You see, autism, as we know, is a neurological disorder that affects a person’s ability to process information. More specifically, it affects the way they process language and social skills.
This is much the same way a processing chip of a computer processes the commands given by the user between the keyboard and mouse to the central processing unit or CPU. Now, I’m not a computer expert, but I know that different processors can deliver information more quickly and make the computer run faster.
What caused me to have this idea is that Konner was in the computer room this morning yelling at the computer. This is not unusual. In fact in the past couple years we have been through almost 10 computer mice, an iPad, an iPad screen and a computer screen because Konner has been pretty rough on electronics.
This is not from a lack of trying on our part to curb the situation. We have talked to him until we are blue in the face about remaining calm and taking breaks.
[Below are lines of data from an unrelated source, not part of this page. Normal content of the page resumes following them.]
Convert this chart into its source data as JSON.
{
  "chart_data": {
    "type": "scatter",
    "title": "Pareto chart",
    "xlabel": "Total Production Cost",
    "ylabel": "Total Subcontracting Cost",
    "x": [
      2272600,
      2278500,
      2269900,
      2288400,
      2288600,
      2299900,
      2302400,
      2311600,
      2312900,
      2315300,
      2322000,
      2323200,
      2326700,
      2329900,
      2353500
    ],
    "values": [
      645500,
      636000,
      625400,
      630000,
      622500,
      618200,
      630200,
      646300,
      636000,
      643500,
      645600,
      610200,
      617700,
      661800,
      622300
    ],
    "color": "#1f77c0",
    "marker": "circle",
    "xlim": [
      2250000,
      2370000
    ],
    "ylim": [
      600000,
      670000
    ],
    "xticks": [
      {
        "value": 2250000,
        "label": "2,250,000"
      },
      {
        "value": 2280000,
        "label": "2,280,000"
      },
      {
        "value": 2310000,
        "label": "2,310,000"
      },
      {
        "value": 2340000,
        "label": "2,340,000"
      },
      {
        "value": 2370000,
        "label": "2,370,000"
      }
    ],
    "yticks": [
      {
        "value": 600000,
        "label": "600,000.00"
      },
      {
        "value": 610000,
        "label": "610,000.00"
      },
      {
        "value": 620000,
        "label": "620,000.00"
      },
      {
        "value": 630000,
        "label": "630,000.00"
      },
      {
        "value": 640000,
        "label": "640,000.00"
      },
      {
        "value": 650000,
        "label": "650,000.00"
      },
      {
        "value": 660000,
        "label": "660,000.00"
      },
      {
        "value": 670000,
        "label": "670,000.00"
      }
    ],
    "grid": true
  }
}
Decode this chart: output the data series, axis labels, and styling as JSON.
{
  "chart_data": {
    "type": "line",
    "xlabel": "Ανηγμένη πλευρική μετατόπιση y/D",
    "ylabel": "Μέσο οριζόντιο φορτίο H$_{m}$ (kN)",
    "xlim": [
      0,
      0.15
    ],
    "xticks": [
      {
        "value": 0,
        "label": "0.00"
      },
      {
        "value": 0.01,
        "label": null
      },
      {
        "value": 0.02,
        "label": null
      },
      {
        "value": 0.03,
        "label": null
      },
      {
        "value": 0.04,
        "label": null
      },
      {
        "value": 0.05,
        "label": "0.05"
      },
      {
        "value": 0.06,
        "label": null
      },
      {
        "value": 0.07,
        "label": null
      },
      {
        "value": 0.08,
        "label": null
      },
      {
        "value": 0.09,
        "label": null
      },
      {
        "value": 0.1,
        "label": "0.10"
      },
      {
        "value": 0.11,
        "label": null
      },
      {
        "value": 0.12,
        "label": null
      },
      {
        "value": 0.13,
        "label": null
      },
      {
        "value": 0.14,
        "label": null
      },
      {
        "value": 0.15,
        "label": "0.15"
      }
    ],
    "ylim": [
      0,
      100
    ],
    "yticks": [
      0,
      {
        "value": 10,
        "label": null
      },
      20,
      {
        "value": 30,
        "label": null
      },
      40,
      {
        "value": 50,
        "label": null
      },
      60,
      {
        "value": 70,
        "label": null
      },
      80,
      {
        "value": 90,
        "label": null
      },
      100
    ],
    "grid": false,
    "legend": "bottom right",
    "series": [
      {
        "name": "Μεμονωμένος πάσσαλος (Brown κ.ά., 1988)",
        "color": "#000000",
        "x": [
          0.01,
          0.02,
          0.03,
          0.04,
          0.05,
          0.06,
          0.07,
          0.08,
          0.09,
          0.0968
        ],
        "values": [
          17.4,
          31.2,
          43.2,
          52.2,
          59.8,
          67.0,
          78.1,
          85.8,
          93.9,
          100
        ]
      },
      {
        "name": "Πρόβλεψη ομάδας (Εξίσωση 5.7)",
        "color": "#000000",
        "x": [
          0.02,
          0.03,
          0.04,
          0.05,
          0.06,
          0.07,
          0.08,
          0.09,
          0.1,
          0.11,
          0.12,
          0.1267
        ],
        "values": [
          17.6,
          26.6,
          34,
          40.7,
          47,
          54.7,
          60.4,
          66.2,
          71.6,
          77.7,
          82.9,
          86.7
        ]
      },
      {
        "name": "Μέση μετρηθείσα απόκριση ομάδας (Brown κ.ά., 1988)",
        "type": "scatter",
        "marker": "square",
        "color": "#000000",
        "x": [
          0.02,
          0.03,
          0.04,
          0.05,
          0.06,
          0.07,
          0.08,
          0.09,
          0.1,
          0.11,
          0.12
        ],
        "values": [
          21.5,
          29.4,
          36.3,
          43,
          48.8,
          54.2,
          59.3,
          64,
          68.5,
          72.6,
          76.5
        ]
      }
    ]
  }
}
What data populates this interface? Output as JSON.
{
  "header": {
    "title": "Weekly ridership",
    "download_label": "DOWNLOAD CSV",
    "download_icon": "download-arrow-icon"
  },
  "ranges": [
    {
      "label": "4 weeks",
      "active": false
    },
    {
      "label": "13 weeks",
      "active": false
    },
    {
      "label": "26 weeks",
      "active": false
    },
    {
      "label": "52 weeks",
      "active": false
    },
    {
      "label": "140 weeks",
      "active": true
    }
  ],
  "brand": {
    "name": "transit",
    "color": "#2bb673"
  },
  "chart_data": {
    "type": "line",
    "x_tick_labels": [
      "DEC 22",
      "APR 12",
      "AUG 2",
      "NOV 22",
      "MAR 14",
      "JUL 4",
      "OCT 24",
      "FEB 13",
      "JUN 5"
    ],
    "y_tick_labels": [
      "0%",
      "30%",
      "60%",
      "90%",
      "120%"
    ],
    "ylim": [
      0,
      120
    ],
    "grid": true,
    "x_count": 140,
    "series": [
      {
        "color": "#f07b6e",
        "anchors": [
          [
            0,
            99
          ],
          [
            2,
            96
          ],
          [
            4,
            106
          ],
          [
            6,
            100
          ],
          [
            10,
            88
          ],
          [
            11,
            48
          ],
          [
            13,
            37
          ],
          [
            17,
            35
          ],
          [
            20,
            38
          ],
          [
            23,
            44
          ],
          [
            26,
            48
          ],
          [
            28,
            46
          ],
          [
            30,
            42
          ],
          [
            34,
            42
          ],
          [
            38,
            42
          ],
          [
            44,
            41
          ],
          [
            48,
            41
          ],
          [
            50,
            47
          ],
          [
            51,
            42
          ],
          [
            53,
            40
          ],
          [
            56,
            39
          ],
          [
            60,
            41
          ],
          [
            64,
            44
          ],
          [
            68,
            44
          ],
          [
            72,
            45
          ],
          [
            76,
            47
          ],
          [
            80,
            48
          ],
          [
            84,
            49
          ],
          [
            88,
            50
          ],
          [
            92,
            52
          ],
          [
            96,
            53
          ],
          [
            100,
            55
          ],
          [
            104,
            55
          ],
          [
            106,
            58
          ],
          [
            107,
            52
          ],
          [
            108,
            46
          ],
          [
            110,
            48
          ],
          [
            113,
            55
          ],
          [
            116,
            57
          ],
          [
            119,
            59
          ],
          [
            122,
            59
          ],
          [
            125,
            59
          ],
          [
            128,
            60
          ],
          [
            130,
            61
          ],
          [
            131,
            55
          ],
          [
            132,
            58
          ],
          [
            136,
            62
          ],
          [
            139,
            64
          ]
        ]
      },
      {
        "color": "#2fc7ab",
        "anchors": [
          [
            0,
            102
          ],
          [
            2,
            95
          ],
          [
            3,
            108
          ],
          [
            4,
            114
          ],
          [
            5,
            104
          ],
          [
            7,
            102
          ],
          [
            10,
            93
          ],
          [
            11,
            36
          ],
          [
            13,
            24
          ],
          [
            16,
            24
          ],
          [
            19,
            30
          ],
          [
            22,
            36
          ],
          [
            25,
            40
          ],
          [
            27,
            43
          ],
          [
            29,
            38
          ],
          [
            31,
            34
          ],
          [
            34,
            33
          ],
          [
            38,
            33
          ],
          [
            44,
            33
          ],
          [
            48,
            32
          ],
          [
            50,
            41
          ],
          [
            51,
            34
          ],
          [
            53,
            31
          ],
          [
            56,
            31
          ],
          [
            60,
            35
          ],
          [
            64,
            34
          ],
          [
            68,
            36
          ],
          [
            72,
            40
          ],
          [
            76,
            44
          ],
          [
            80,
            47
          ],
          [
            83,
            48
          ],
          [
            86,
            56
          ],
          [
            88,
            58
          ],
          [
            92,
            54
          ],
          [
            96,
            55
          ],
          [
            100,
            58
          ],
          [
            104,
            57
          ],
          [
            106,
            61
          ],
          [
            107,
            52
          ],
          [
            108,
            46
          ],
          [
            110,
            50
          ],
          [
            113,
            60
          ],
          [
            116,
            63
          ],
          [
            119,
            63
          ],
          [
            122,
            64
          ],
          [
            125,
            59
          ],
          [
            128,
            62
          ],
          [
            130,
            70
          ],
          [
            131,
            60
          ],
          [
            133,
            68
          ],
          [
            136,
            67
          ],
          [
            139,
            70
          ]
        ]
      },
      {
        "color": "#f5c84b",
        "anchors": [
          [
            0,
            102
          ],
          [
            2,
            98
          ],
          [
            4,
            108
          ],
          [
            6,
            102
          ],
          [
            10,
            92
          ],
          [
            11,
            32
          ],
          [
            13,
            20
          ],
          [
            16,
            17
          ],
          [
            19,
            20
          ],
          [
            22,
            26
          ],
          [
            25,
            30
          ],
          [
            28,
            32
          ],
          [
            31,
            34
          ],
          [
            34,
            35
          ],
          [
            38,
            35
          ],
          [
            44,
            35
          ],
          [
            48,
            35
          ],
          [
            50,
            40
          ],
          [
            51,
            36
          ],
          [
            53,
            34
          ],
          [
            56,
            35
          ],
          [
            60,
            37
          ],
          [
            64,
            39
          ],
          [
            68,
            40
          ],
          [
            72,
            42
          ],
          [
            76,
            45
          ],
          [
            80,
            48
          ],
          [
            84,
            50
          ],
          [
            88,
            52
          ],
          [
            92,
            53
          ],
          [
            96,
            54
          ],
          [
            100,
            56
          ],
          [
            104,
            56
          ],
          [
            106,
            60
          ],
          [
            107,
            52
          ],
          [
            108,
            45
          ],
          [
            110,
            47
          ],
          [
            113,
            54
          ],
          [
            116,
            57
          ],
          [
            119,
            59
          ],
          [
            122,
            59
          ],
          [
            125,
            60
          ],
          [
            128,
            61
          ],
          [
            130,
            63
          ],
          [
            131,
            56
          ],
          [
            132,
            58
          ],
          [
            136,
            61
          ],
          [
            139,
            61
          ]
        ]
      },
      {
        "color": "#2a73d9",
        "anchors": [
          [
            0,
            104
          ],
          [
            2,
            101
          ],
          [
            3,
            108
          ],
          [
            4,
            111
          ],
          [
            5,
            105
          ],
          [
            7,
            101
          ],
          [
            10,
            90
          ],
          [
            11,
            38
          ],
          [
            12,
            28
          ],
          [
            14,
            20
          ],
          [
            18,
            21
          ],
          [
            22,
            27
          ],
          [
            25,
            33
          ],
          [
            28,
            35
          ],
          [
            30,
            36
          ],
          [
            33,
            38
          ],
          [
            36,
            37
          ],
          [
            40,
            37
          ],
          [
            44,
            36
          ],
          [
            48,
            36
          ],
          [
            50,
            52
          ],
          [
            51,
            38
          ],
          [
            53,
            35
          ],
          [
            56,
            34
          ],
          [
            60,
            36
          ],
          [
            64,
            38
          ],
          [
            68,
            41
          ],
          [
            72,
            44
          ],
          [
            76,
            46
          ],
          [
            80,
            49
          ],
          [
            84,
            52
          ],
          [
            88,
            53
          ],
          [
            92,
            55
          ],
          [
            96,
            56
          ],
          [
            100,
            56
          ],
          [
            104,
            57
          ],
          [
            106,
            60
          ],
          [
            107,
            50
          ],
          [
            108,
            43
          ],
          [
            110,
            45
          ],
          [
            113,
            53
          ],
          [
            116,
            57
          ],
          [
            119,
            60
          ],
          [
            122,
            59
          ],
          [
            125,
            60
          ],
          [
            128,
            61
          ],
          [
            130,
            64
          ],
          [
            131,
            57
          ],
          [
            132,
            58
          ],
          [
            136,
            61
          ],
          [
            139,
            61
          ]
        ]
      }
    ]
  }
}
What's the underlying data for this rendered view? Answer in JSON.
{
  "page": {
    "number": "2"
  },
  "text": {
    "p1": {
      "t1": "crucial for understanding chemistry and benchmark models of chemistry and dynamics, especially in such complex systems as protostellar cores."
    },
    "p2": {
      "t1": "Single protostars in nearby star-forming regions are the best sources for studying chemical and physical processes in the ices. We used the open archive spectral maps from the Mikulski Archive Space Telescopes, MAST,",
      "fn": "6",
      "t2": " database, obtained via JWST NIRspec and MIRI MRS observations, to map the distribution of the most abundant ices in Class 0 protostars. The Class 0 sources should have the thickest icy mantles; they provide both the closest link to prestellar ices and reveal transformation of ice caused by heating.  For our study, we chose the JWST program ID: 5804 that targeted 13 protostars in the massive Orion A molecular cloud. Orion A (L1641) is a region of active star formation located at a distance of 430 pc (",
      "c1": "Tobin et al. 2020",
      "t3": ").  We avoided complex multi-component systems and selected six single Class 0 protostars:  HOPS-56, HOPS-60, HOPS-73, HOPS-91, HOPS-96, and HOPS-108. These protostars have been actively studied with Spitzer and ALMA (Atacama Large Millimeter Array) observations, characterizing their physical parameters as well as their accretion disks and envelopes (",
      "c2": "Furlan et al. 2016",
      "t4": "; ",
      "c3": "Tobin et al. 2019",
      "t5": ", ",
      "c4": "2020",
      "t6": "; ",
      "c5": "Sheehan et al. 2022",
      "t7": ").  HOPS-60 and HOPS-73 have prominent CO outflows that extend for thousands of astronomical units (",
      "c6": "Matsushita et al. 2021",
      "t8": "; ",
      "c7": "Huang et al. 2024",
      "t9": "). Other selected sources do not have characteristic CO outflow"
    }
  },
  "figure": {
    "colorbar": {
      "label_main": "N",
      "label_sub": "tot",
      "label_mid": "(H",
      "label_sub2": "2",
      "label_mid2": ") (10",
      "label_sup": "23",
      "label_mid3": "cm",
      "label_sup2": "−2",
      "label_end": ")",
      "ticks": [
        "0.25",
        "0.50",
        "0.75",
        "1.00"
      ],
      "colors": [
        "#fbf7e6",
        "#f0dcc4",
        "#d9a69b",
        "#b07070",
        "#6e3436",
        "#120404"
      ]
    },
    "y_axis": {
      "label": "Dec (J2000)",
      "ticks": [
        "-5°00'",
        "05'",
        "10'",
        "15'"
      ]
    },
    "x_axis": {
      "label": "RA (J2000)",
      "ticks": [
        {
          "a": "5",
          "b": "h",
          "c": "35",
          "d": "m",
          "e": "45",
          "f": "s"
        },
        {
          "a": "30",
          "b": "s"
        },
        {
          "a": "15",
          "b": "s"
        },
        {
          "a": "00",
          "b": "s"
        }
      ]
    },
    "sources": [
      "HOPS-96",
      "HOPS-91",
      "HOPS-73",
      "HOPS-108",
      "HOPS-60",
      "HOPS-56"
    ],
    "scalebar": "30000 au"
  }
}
We have grounded him, given him timeouts, and even made him wait several months before replacing the screens.
I have gone through social stories, stories written to help people better understand social skills, and tried to make him understand that it is unacceptable.
The problem is that he, like many in this technological world, want immediate gratification. He wants things to happen and happen now. He doesn’t want to have to wait for a slow processor or lagging internet. When he pushes the button he wants results quickly.
The irony is that I, as a father, want the same thing from my son. When I ask him a question I want an answer as quickly as possible. When I ask him to do something I want him to start moving immediately. I don’t want to have to wait, or for there to be a lag in results.
The way he feels when the computer is not responding the way he wants is the same way I feel when he doesn’t do things right away, but I have to understand that’s the way his brain works. I have to relax, stay calm, and wait for him to process the information. This is easier said than done, and I usually fail.
When the two issues intertwine then we really have problems. As I’m writing this, Konner is having an emotional issue involving the computer. He is upset and said that he is very angry. He is in near tears and is hard to reason with. This however is what I’m trying to do, but he doesn’t want to listen. So he is taking a break from the computer for a while, but it causes him to be more upset.
His yelling and failure to cooperate is causing me to get frustrated, and that is a bad formula for communication between the two of us. So I’m stepping back for a few minutes and we will “reset” if you will and start again in a few minutes; which is what he probably should have done with the computer and then we wouldn’t be in this situation.